Mentira porque, recorde-se, a certo momento do processo, individualidades próximas do Governo de Angola, nomeadamente junto do MIREX, afirmavam que iriam apoiar outros candidatos, tendo sido dito na altura que seriam ou a candidata argentina ou o candidato esloveno; ainda que, em Julho, o senhor Georges Chikoti terá mesmo acentuado que Angola, enquanto membro não permanente do Conselho de Segurança, iria apoiar o candidato esloveno Miroslav Lajcak.
O governante angolano manifestou ainda satisfação por existirem agora mais condições para Angola responder à sua expectativa de ver técnicos angolanos no secretariado das Nações Unidas.
“Já temos estado a reflectir um pouco para ver a que nível é que nos podemos integrar nela”, salientou Georges Chikoti.
Mentira está no ADN
Mentir parece ser uma epidemia típica dos diplomatas lusófonos. África foi a primeira região a apoiar totalmente a candidatura do ex-primeiro-ministro António Guterres a secretário-geral da ONU, afirmou no dia 14 de Outubro o ministro dos Negócios Estrangeiros de Portugal, Augusto Santos Silva, para demonstrar a proximidade da relação entre Portugal e o continente africano.
O ministro português mentiu pela razões aludidas em relação à posição apontada para Georges Chikoti.
Santos Silva explicou que embora os países africanos de língua portuguesa sejam particularmente próximos, a relação de Portugal com África não se esgota na lusofonia, estendendo-se a todo o Magreb, a países da África ocidental, tanto anglófona como francófona, e às comunidades portuguesas na África do Sul.
“É natural que Portugal possa servir de ponte entre a Europa e África. É isso que explica que tenha sido em presidências portuguesas da União Europeia, em 2000 e 2007, que se tenham realizado as primeiras cimeiras entre a UE e África”, lembrou Santos Silva.
Recordou ainda que o português que se fala em África é o que progride mais, com a ONU a projectar que antes do fim do século o número de falantes de português em África supere os da América Latina
“Essa proximidade é nos dois sentidos e posso dar um exemplo simples e actual: No processo de candidatura do engenheiro António Guterres a secretário-geral da ONU podemos dizer hoje que a África foi a primeira região a apoiar sem falhas a candidatura”, sublinhou, mentindo com todo o descaramento.
Santos Silva explicou que, dos três países com assento no Conselho de Segurança, Angola foi o primeiro a apoiar “publicamente, de forma cristalina” a candidatura de Guterres.
“Logo a seguir, quer o Egipto quer o Senegal foram muito claros.
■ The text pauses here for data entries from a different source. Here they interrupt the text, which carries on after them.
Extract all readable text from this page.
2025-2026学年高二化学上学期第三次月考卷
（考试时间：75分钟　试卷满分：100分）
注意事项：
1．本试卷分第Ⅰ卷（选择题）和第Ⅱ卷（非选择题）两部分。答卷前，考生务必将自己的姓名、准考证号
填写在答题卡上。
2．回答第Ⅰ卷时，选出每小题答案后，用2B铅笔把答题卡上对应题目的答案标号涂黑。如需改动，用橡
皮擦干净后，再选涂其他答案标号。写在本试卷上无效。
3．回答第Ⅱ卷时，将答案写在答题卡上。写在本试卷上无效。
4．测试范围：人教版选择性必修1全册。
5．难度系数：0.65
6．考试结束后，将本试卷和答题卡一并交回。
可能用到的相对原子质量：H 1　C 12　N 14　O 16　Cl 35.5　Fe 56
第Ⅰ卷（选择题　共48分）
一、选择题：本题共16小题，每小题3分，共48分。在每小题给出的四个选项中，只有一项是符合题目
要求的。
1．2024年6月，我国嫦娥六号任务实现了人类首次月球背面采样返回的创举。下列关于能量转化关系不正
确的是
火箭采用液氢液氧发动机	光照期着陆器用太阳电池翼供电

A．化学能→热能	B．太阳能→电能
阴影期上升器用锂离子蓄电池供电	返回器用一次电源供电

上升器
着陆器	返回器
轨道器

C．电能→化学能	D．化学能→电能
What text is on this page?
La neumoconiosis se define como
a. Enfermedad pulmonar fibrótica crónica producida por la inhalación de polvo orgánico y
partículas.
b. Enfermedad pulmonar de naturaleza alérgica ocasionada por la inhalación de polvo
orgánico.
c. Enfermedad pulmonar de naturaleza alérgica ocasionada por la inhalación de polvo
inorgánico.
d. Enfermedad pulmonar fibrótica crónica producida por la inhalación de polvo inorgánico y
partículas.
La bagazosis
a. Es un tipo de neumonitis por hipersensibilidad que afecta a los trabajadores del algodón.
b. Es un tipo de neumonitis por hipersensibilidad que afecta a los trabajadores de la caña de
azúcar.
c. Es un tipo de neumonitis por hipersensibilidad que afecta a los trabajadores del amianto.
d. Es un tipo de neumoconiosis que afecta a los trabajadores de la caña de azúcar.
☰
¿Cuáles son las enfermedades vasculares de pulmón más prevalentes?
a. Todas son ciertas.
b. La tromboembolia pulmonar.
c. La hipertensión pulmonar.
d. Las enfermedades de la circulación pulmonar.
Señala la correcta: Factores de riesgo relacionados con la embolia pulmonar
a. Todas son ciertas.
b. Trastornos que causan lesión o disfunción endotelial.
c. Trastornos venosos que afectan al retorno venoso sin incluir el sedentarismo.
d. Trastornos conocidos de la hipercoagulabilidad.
É mais uma prova dessa grande proximidade”, reiterou Santos Silva, que defendeu que Portugal tem por isso um papel importante no apelo ao incremente da cooperação entre a União Europeia e África, nomeadamente no plano económico.
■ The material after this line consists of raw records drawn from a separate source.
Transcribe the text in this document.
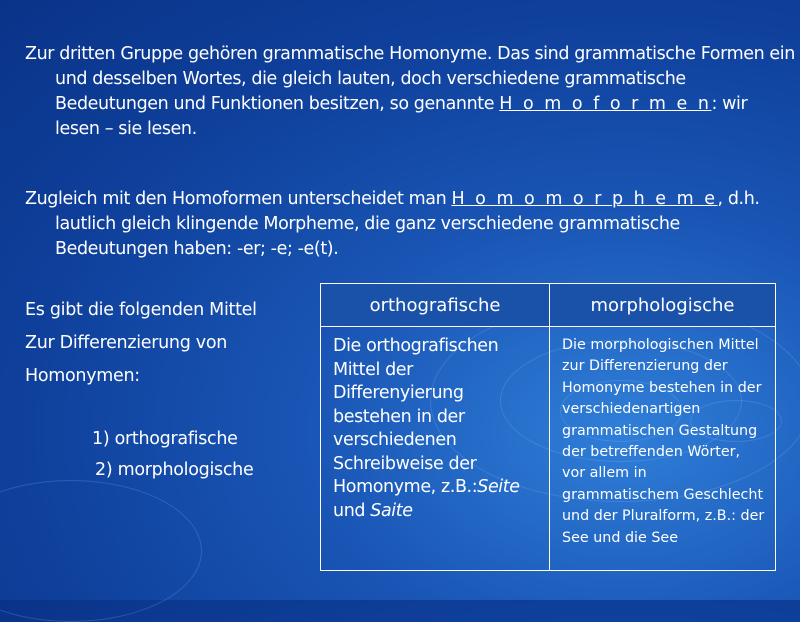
Zur dritten Gruppe gehören grammatische Homonyme. Das sind grammatische Formen ein und desselben Wortes, die gleich lauten, doch verschiedene grammatische Bedeutungen und Funktionen besitzen, so genannte H o m o f o r m e n: wir lesen – sie lesen.
Zugleich mit den Homoformen unterscheidet man H o m o m o r p h e m e, d.h. lautlich gleich klingende Morpheme, die ganz verschiedene grammatische Bedeutungen haben: -er; -e; -e(t).
Es gibt die folgenden Mittel
Zur Differenzierung von
Homonymen:
1) orthografische
2) morphologische
orthografische	morphologische
Die orthografischen Mittel der Differenyierung bestehen in der verschiedenen Schreibweise der Homonyme, z.B.:Seite und Saite	Die morphologischen Mittel zur Differenzierung der Homonyme bestehen in der verschiedenartigen grammatischen Gestaltung der betreffenden Wörter, vor allem in grammatischem Geschlecht und der Pluralform, z.B.: der See und die See
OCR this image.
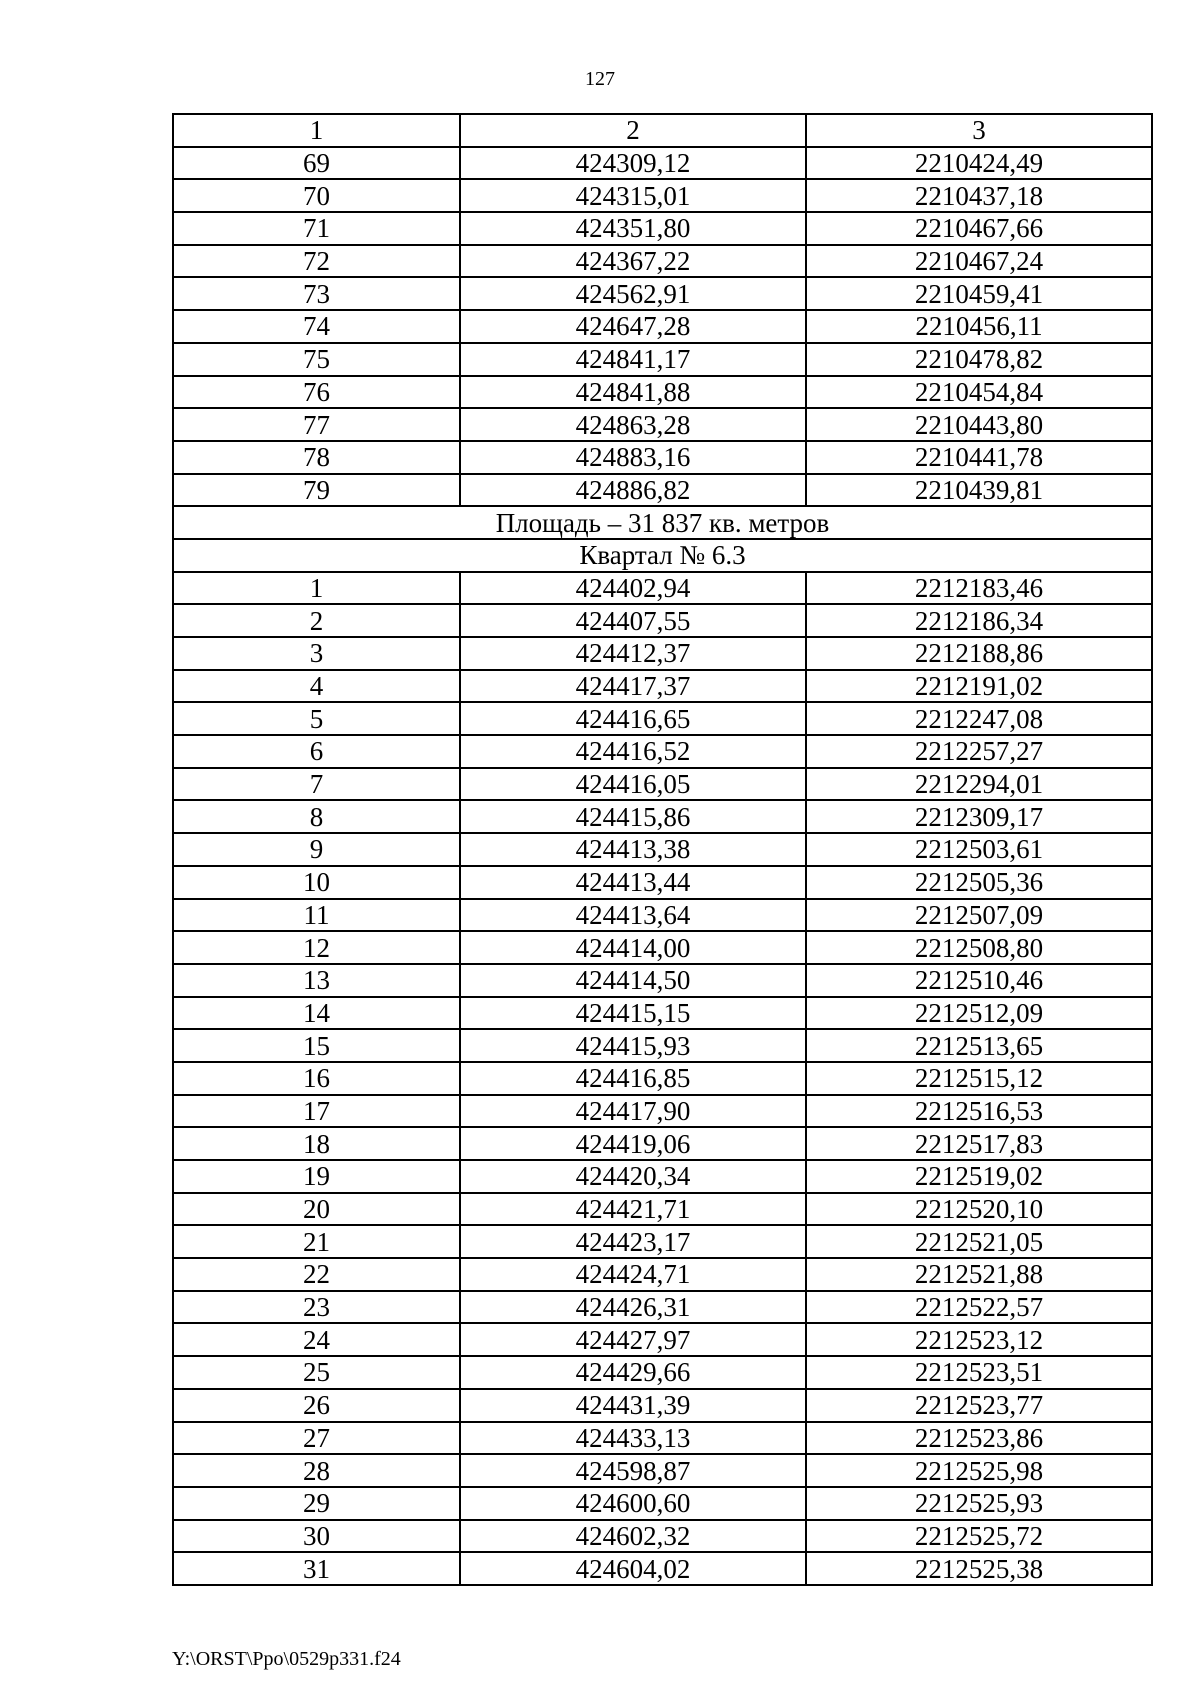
127
1	2	3
69	424309,12	2210424,49
70	424315,01	2210437,18
71	424351,80	2210467,66
72	424367,22	2210467,24
73	424562,91	2210459,41
74	424647,28	2210456,11
75	424841,17	2210478,82
76	424841,88	2210454,84
77	424863,28	2210443,80
78	424883,16	2210441,78
79	424886,82	2210439,81
Площадь – 31 837 кв. метров		
Квартал № 6.3		
1	424402,94	2212183,46
2	424407,55	2212186,34
3	424412,37	2212188,86
4	424417,37	2212191,02
5	424416,65	2212247,08
6	424416,52	2212257,27
7	424416,05	2212294,01
8	424415,86	2212309,17
9	424413,38	2212503,61
10	424413,44	2212505,36
11	424413,64	2212507,09
12	424414,00	2212508,80
13	424414,50	2212510,46
14	424415,15	2212512,09
15	424415,93	2212513,65
16	424416,85	2212515,12
17	424417,90	2212516,53
18	424419,06	2212517,83
19	424420,34	2212519,02
20	424421,71	2212520,10
21	424423,17	2212521,05
22	424424,71	2212521,88
23	424426,31	2212522,57
24	424427,97	2212523,12
25	424429,66	2212523,51
26	424431,39	2212523,77
27	424433,13	2212523,86
28	424598,87	2212525,98
29	424600,60	2212525,93
30	424602,32	2212525,72
31	424604,02	2212525,38
Y:\ORST\Ppo\0529p331.f24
Em Luanda, a secretária de Estado dos Negócios Estrangeiros e da Cooperação de Portugal, Teresa Ribeiro, agradeceu “o apoio activo de Angola” na candidatura de António Guterres: “Portugal está grato a tudo quanto Angola tem feito nesse domínio”.
No passado dia 21 de Setembro, o antigo primeiro-ministro de Portugal agradecera já o apoio de Angola à sua candidatura ao cargo de secretário-geral das Nações Unidas, elogiando (é o preço a pagar pelo apoio) o papel do país no contexto internacional.
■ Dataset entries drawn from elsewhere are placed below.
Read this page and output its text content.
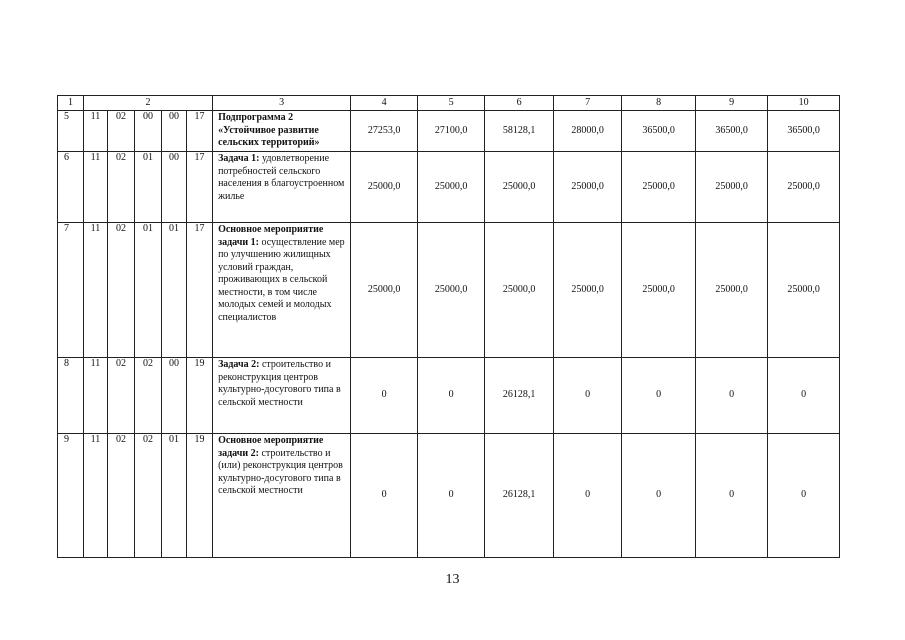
1	2					3	4	5	6	7	8	9	10
5	11	02	00	00	17	Подпрограмма 2 «Устойчивое развитие сельских территорий»	27253,0	27100,0	58128,1	28000,0	36500,0	36500,0	36500,0
6	11	02	01	00	17	Задача 1: удовлетворение потребностей сельского населения в благоустроенном жилье	25000,0	25000,0	25000,0	25000,0	25000,0	25000,0	25000,0
7	11	02	01	01	17	Основное мероприятие задачи 1: осуществление мер по улучшению жилищных условий граждан, проживающих в сельской местности, в том числе молодых семей и молодых специалистов	25000,0	25000,0	25000,0	25000,0	25000,0	25000,0	25000,0
8	11	02	02	00	19	Задача 2: строительство и реконструкция центров культурно-досугового типа в сельской местности	0	0	26128,1	0	0	0	0
9	11	02	02	01	19	Основное мероприятие задачи 2: строительство и (или) реконструкция центров культурно-досугового типа в сельской местности	0	0	26128,1	0	0	0	0
13
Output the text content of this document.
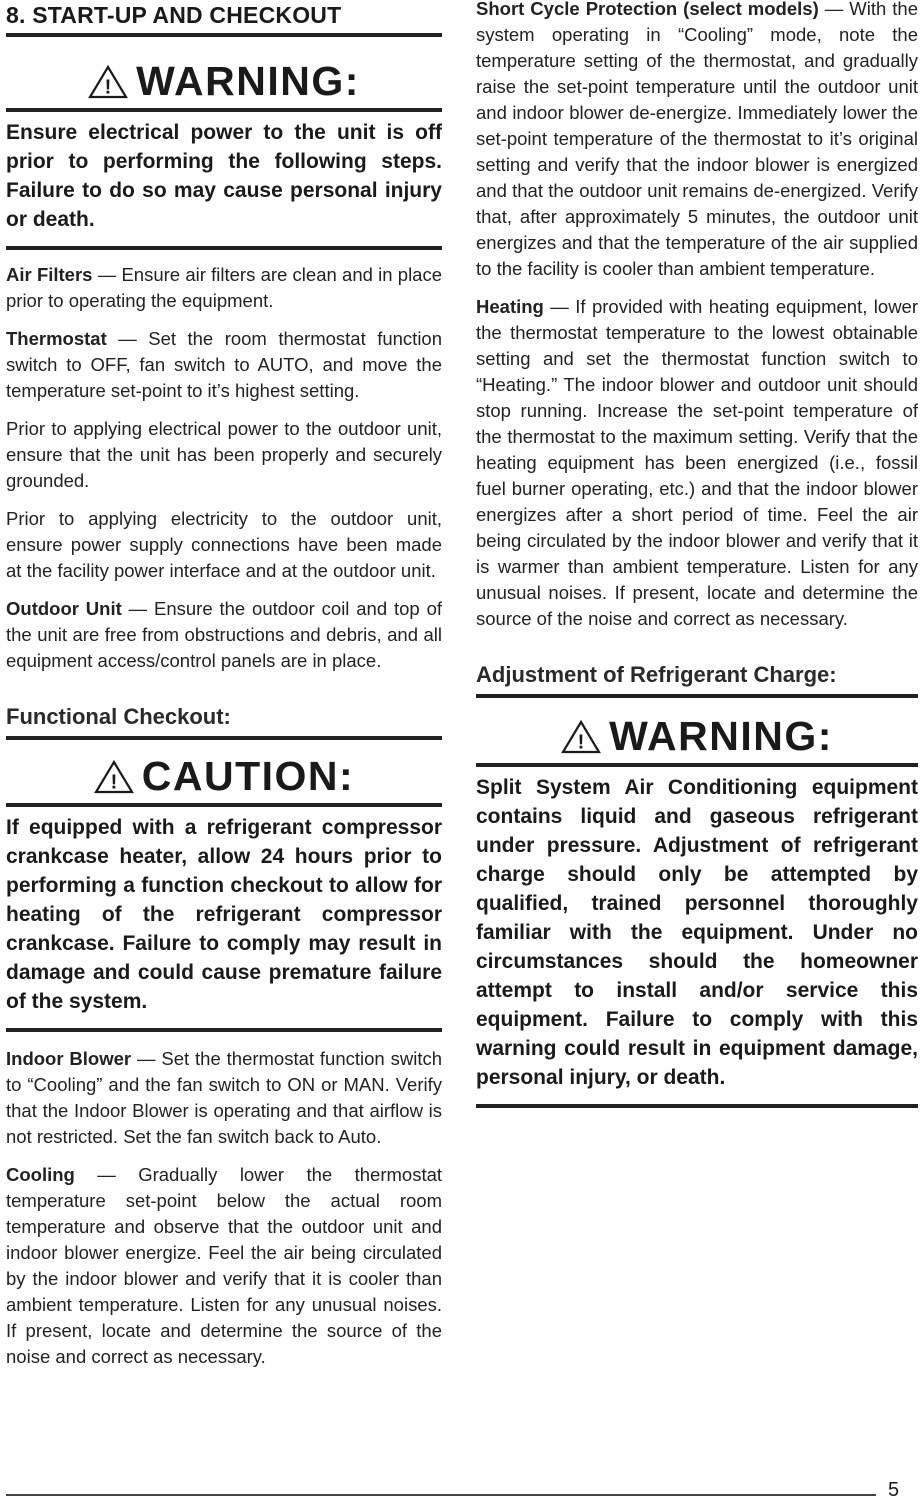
8. START-UP AND CHECKOUT
! WARNING:
Ensure electrical power to the unit is off prior to performing the following steps. Failure to do so may cause personal injury or death.

Air Filters — Ensure air filters are clean and in place prior to operating the equipment.

Thermostat — Set the room thermostat function switch to OFF, fan switch to AUTO, and move the temperature set-point to it’s highest setting.

Prior to applying electrical power to the outdoor unit, ensure that the unit has been properly and securely grounded.

Prior to applying electricity to the outdoor unit, ensure power supply connections have been made at the facility power interface and at the outdoor unit.

Outdoor Unit — Ensure the outdoor coil and top of the unit are free from obstructions and debris, and all equipment access/control panels are in place.

Functional Checkout:
! CAUTION:
If equipped with a refrigerant compressor crankcase heater, allow 24 hours prior to performing a function checkout to allow for heating of the refrigerant compressor crankcase. Failure to comply may result in damage and could cause premature failure of the system.

Indoor Blower — Set the thermostat function switch to “Cooling” and the fan switch to ON or MAN. Verify that the Indoor Blower is operating and that airflow is not restricted. Set the fan switch back to Auto.

Cooling — Gradually lower the thermostat temperature set-point below the actual room temperature and observe that the outdoor unit and indoor blower energize. Feel the air being circulated by the indoor blower and verify that it is cooler than ambient temperature. Listen for any unusual noises. If present, locate and determine the source of the noise and correct as necessary.

Short Cycle Protection (select models) — With the system operating in “Cooling” mode, note the temperature setting of the thermostat, and gradually raise the set-point temperature until the outdoor unit and indoor blower de-energize. Immediately lower the set-point temperature of the thermostat to it’s original setting and verify that the indoor blower is energized and that the outdoor unit remains de-energized. Verify that, after approximately 5 minutes, the outdoor unit energizes and that the temperature of the air supplied to the facility is cooler than ambient temperature.

Heating — If provided with heating equipment, lower the thermostat temperature to the lowest obtainable setting and set the thermostat function switch to “Heating.” The indoor blower and outdoor unit should stop running. Increase the set-point temperature of the thermostat to the maximum setting. Verify that the heating equipment has been energized (i.e., fossil fuel burner operating, etc.) and that the indoor blower energizes after a short period of time. Feel the air being circulated by the indoor blower and verify that it is warmer than ambient temperature. Listen for any unusual noises. If present, locate and determine the source of the noise and correct as necessary.

Adjustment of Refrigerant Charge:
! WARNING:
Split System Air Conditioning equipment contains liquid and gaseous refrigerant under pressure. Adjustment of refrigerant charge should only be attempted by qualified, trained personnel thoroughly familiar with the equipment. Under no circumstances should the homeowner attempt to install and/or service this equipment. Failure to comply with this warning could result in equipment damage, personal injury, or death.
5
“Gostaria de exprimir toda a minha gratidão e o meu apreço pelo que tem sido a posição do Presidente José Eduardo dos Santos, do Governo e povo de Angola, a solidariedade angolana tem calado muito fundo no meu coração”, referiu Guterres mostrando que, afinal, bajular é uma questão genética em (quase) todos os políticos – e similares – portugueses.
Chikoti acrescenta: “Temos a certeza que nessa qualidade (secretário-geral) ele vai olhar muito para África e para Angola em particular, queremos esperar que ele consiga promover alguns quadros importantes do continente africano, particularmente da lusofonia”.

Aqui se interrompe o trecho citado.